Hello dearest readers!
Sorry it’s been a while. I haven’t really had anything to write about lately, so I decided that I would rather keep my lacklustre words to myself than to spew random nonsense just to placate the masses. And by masses I mean the few people who actually read this blog (hi incoming students, random friends, people who see the sticker on my laptop, and my parents).
Lately, I’ve just been revelling in the reverie of my thoughts. The summer is always a time for revelation (and alliteration) and I like to spend some time alone in the swirling mass of musings in my mind. I usually have no objections if this alone time is accompanied with a nice glass of white wine and some movie soundtracks for background music. As I write this, I’m listening to the love theme from Star Wars Episode II. It is truly quite wondrous. Possibly the only wondrous thing from the whole movie (other than Natalie Portman; she’s a total babe).

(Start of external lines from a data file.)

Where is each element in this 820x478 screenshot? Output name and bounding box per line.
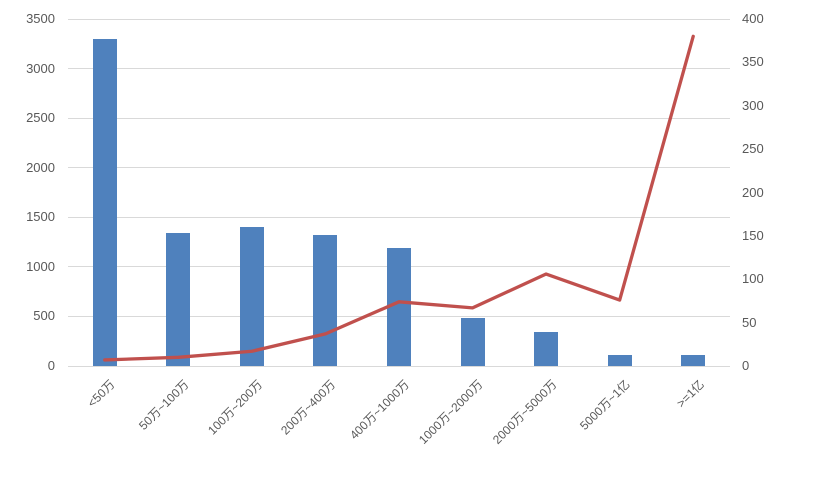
gridline <box>68 167 730 169</box>
gridline <box>68 18 730 20</box>
gridline <box>68 117 730 119</box>
right-axis-tick-label: 350 <box>742 54 764 70</box>
right-axis-tick-label: 150 <box>742 227 764 243</box>
plot-area <box>68 18 730 367</box>
left-axis-tick-label: 0 <box>47 358 55 373</box>
x-axis-category-label: 200万~400万 <box>278 377 339 438</box>
left-axis-tick-label: 2500 <box>26 110 55 126</box>
right-axis-tick-label: 300 <box>742 97 764 113</box>
left-axis-tick-label: 500 <box>33 308 55 324</box>
x-axis-category-label: 2000万~5000万 <box>489 377 560 447</box>
bar-0 <box>92 38 117 366</box>
right-axis-tick-label: 0 <box>742 358 750 373</box>
gridline <box>68 365 730 367</box>
bar-1 <box>166 233 191 366</box>
line-series <box>103 34 695 362</box>
left-axis-tick-label: 3000 <box>26 60 55 76</box>
bar-3 <box>313 235 338 366</box>
right-axis-tick-label: 200 <box>742 184 764 200</box>
left-axis-tick-label: 1500 <box>26 209 55 225</box>
left-axis-tick-label: 3500 <box>26 11 55 26</box>
bar-8 <box>681 355 706 366</box>
bar-5 <box>460 318 485 366</box>
x-axis-category-label: 400万~1000万 <box>347 377 413 443</box>
x-axis-category-label: 100万~200万 <box>204 377 266 438</box>
bar-7 <box>607 355 632 366</box>
x-axis-category-label: 50万~100万 <box>136 377 192 433</box>
x-axis-category-label: <50万 <box>85 377 118 411</box>
right-axis-tick-label: 400 <box>742 11 764 26</box>
x-axis-category-label: >=1亿 <box>673 377 707 411</box>
bar-6 <box>534 332 559 366</box>
x-axis-category-label: 5000万~1亿 <box>577 377 633 433</box>
x-axis-category-label: 1000万~2000万 <box>416 377 486 447</box>
right-axis-tick-label: 100 <box>742 271 764 287</box>
left-axis-tick-label: 1000 <box>26 258 55 274</box>
left-axis-tick-label: 2000 <box>26 159 55 175</box>
right-axis-tick-label: 50 <box>742 314 757 330</box>
gridline <box>68 216 730 218</box>
line-series-path <box>103 34 695 362</box>
bar-2 <box>239 227 264 366</box>
right-axis-tick-label: 250 <box>742 141 764 157</box>
gridline <box>68 68 730 70</box>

Recently, I’ve been reading some classic novels. They range from Sense and Sensibility to Dracula, from Dickens to Atwood. A plethora of poems have been running through my mind, ensnaring my senses and reopening my eyes to the seductive power of words. I’ve been greedily gulping down poems by Blake, rejuvenating my sense of romance with Keats, finding my love of simplicity with Rimbaud, and sinking into the sweetness of Neruda.
I never stop talking, but I never talk about things that matter. Words flow from my mouth like a river of remarks, slowly eroding away at the base of my consciousness and the edges of my thought. I find that the more I speak, the less I say. Writing is easy for me; I can compose and erase and rewrite, and the words come to me like they are destined to be penned. Speaking is a different kind of poetry, one where you only get a single chance to make it perfect and precise. When you’re speaking, inner soliloquies are irrelevant and unheard, and the tongue is a rambling and rambunctious destroyer of implication in order to favour enunciation. Your lips move in a dance of elocution and your teeth are gleaming white gates that open and close at your will.
I’m not even sure what I’m writing anymore. The words are rushing from my fingers, implanting themselves on the screen in front of me, demanding to be written into the sentences and phrases and paragraphs which make up eternity. Maybe I keep writing because I feel like my spoken words are woefully inadequate; maybe I keep writing because it helps me perceive myself as less of an incompetent human being.
Maybe I just write because I love the feel of words on my fingers and terminologies on my tongue and the versification of the voluminous power of words.
Or maybe I write just to escape the existentialism of my insipid existence.